Olivia (Marie-Claire Olivia) is an English teenager who has just enrolled at an all girls French boarding school (the most prominent male character in the movie is the dog). Upon her arrival, she and her fancy ribbon hair net soon become the favorite not only of the other students but of the two women who run the school, Mlle. Julie (Edwige Feuillère) and Mlle. Cara (Simone Simon). The two adult women are both dear friends and, apparently, deep rivals; every girl at the school seems to have pledged fealty to either the “Julist” or “Carist” faction. The popularity of Olivia with both women ignites powder kegs of stored animosity and insecurity.

Of course, Mlles. Julie and Cara are more than simply good friends. And a number of the students, Olivia included, are also in love with their chosen lady. Yet, with the exception of a pivotal kiss on the neck, the atmosphere is never explicitly erotic, though Mlle.

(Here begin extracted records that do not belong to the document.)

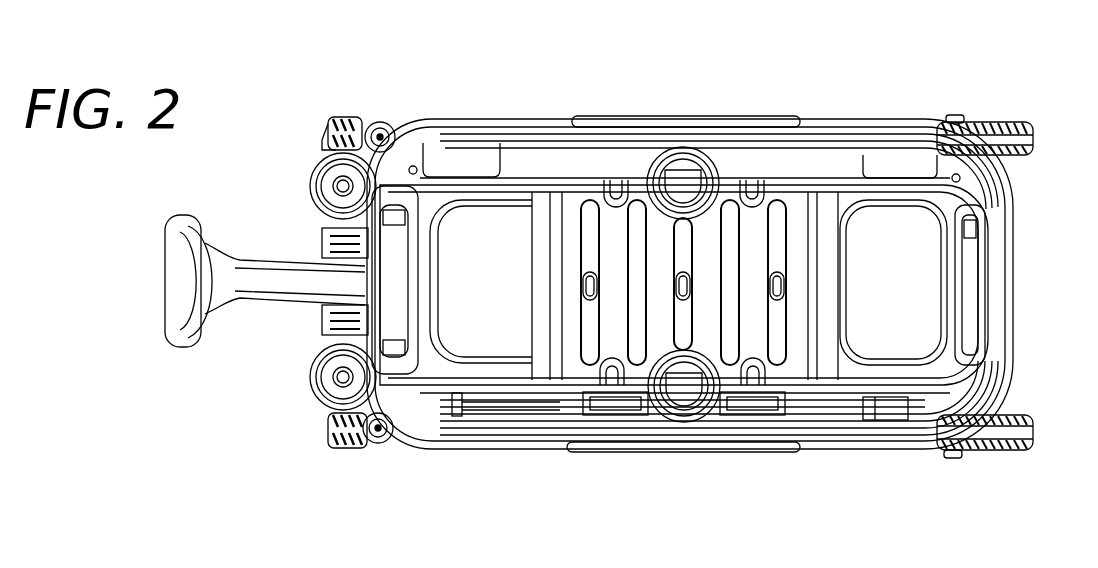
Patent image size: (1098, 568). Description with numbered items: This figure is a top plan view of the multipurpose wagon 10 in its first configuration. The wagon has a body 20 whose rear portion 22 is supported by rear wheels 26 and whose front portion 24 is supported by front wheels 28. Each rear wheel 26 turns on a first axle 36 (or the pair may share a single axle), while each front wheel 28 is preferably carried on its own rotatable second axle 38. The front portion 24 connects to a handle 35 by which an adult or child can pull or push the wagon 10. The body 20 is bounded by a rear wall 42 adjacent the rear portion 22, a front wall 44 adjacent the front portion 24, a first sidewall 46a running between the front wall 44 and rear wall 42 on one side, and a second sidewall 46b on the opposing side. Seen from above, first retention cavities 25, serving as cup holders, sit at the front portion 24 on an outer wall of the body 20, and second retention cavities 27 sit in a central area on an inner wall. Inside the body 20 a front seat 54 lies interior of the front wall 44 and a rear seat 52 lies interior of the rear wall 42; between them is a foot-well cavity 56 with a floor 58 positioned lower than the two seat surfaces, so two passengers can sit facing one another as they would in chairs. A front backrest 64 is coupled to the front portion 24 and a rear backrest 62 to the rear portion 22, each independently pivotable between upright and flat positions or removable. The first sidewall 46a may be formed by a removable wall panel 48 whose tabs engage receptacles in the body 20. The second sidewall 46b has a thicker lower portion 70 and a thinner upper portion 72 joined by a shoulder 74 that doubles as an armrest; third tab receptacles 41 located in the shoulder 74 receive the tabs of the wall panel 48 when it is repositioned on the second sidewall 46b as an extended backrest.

The multipurpose wagon 10 is at (800, 82).
The body 20 is at (766, 449).
The rear portion 22 is at (1015, 312).
The front portion 24 is at (322, 322).
The first retention cavities 25 is at (336, 176).
The rear wheels 26 is at (1000, 122).
The second retention cavities 27 is at (686, 147).
The front wheels 28 is at (360, 117).
The handle 35 is at (198, 216).
The first axles 36 is at (954, 116).
The second axles 38 is at (404, 116).
The third tab receptacles 41 is at (808, 415).
The rear wall 42 is at (1012, 180).
The front wall 44 is at (338, 126).
The first sidewall 46a is at (778, 120).
The second sidewall 46b is at (610, 452).
The wall panel 48 is at (610, 117).
The rear seat 52 is at (900, 275).
The front seat 54 is at (498, 330).
The cavity 56 is at (608, 224).
The floor 58 is at (766, 225).
The rear backrest 62 is at (968, 320).
The front backrest 64 is at (398, 322).
The lower portion 70 is at (835, 395).
The upper portion 72 is at (567, 436).
The shoulder 74 is at (448, 405).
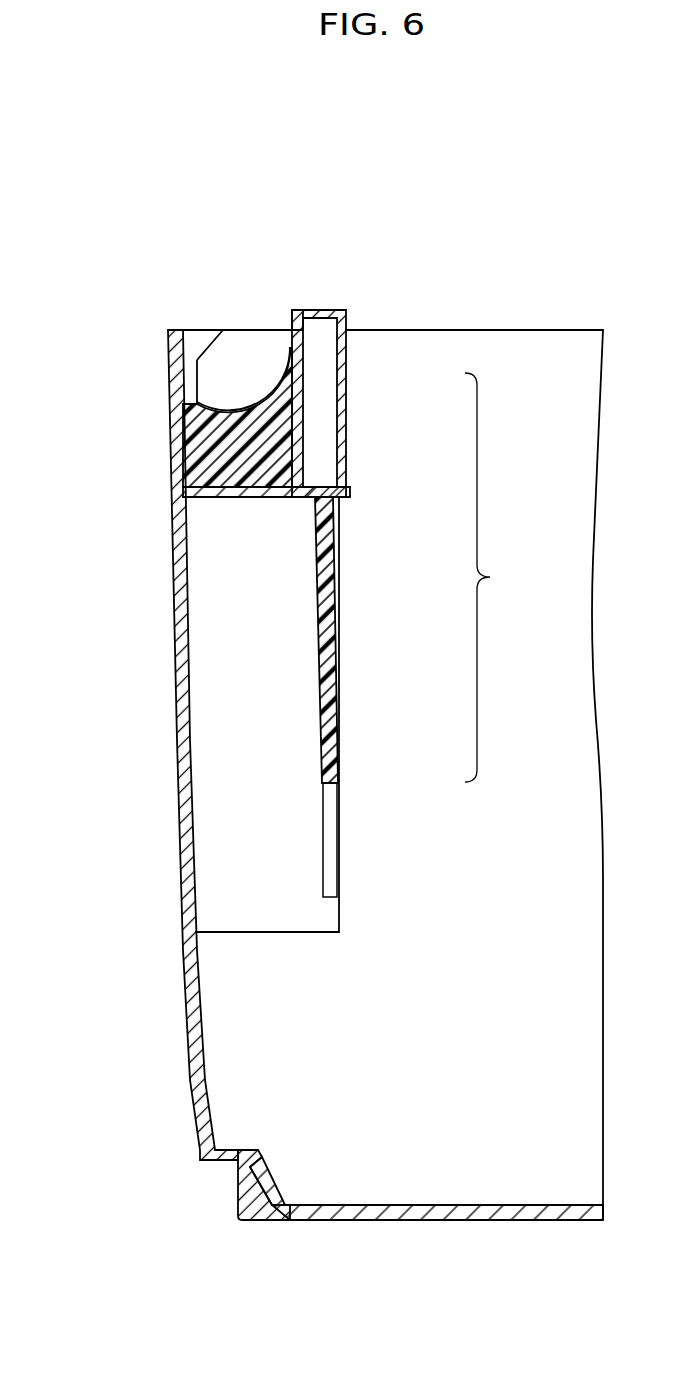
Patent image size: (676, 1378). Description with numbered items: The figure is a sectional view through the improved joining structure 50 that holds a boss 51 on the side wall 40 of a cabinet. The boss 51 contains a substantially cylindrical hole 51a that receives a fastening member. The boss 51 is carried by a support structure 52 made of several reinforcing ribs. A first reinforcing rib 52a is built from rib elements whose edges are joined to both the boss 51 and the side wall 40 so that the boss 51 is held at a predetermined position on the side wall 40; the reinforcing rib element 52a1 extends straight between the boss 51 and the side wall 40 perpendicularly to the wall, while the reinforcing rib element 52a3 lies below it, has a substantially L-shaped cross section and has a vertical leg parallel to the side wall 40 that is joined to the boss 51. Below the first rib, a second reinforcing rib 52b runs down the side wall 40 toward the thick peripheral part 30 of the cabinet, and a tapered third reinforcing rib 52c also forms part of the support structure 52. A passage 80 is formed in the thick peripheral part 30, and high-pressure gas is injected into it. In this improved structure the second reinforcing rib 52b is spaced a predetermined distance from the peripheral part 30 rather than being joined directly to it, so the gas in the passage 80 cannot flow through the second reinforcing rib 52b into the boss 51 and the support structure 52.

Julie almost placing her hands on Olivia’s waste and then thinking better of it is an undeniably charged moment. Still, the imbalance in age and power between headmistress and student are uncomfortable and risk bolstering nasty stereotypes of the predatory lesbian.

Ultimately, however, Audry’s light touch succeeds by keeping Olivia a deceptively cosmetic-seeming affair. From the soft, low-key lighting to the romantic shots that use gliding dolly moves to frame and reframe the various groupings and pairings of the academy’s habitants, this is off-the-rack melodrama, through and through. But, just like the school itself, Olivia thrums with the rhythm of life, pain and joy just beneath its pretty trappings.

Olivia is newly restored, though notes on the process do not seem to be available from distributor Icarus Films. While some issues of minor softness and inconsistency in grading pop up here and there, the final product overall both looks and sounds impressive, especially for a film that has been largely ignored for the better part of 70 years.

Apart from trailers, the only special feature on the disc is a 1957 interview with Audry.